Wednesday, August 02, 2017
At the suggestion of someone on
Facebook I have been reading about feminist theory. It appears that
the central contention of contemporary feminism is that women are a
class that has been historically oppressed and exploited, and that
gender roles are a part of that exploitation.
First of all, are women a class? I do
not believe that they are. Women are not a class, women are a gender.
Some women are born high, and some women are born low. There are
women in positions of influence and there are women in positions of
complete powerlessness. There are all sorts of differences among
women, just as there are among men. A woman can mean anything from
Queen Elizabeth to the woman in Zambia selling tomatoes to earn $1 a
day. I do not see how it is rightful to regard women as a class.
Can gender roles be oppressive to
women? Of course. But then again so can women being robbed of their
right to being beautiful. In Sweden, feminism is more advanced than
it is in the United States, and women there are not under pressure to
suppress their beauty. Denying women the right to beauty is like
denying men the right to physical strength. It denies them the area
of their clear superiority.

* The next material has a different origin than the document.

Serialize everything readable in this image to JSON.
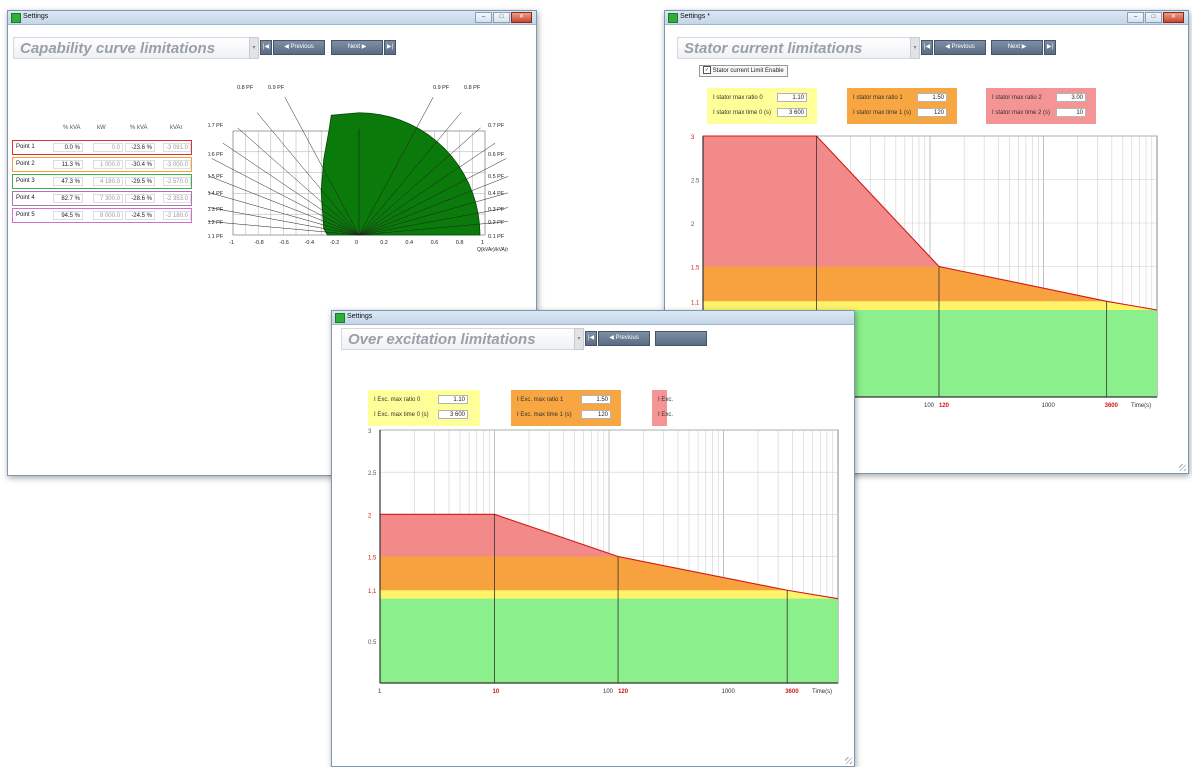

And that is not liberating toward women;
it is oppressive to them.
I do have things in common with any
number of feminists. Like them, I was an unattractive brainy person
in school, and I can understand how an intelligent woman would
justifiably get angry because she is not valued for her intelligence
and is seen as a loser or a freak. However attacking beautiful women
and men who like them is not the way to solve anything at all. A
woman in this position has two choices. One – the path that I
myself took – is to become more attractive; and in my adult life I
have been at no shortage of female attention, including extremely
beautiful female attention. Another is to arrange her life in such a
way that her appearance does not matter, and that she can work as an
engineer or a technical professional, where things of this sort count
for nothing.
There was a person on the Internet whom
some saw as a misogynist, and someone said that he liked women who
behaved the way that he wanted them to behave and did not like women
who behaved in a way that he did not want them to behave. My question
is, Isn't that everyone? Does the fact that someone dislikes one
woman mean that he dislikes all of them? Does the fact that most
people dislike Jeffrey Dahmer mean that all of them are misandrists?
Women are different. Men are different. So you don't like some women.
That doesn't mean that you don't like them all.
Lastly, if one needs to like all women
in order to not be considered a misogynist, then one needs to like
all men in order to not be considered a misandrist. According to this
logic, disliking just one person makes you a cad. This is not a
realistic standard. People will like whom they like, and they will
dislike whom they dislike. This is the case both with women and with
men.
So let's put an end to all this crying
wolf. If a real misogynist comes along, fine, call him that; but
don't apply that to people who aren't. The more one cries wolf, the
less people become credible when a real wolf appears. And this plays
right into the hands of real misogynists, of whom they are plenty and
with any number of whom I had the misfortune to interact.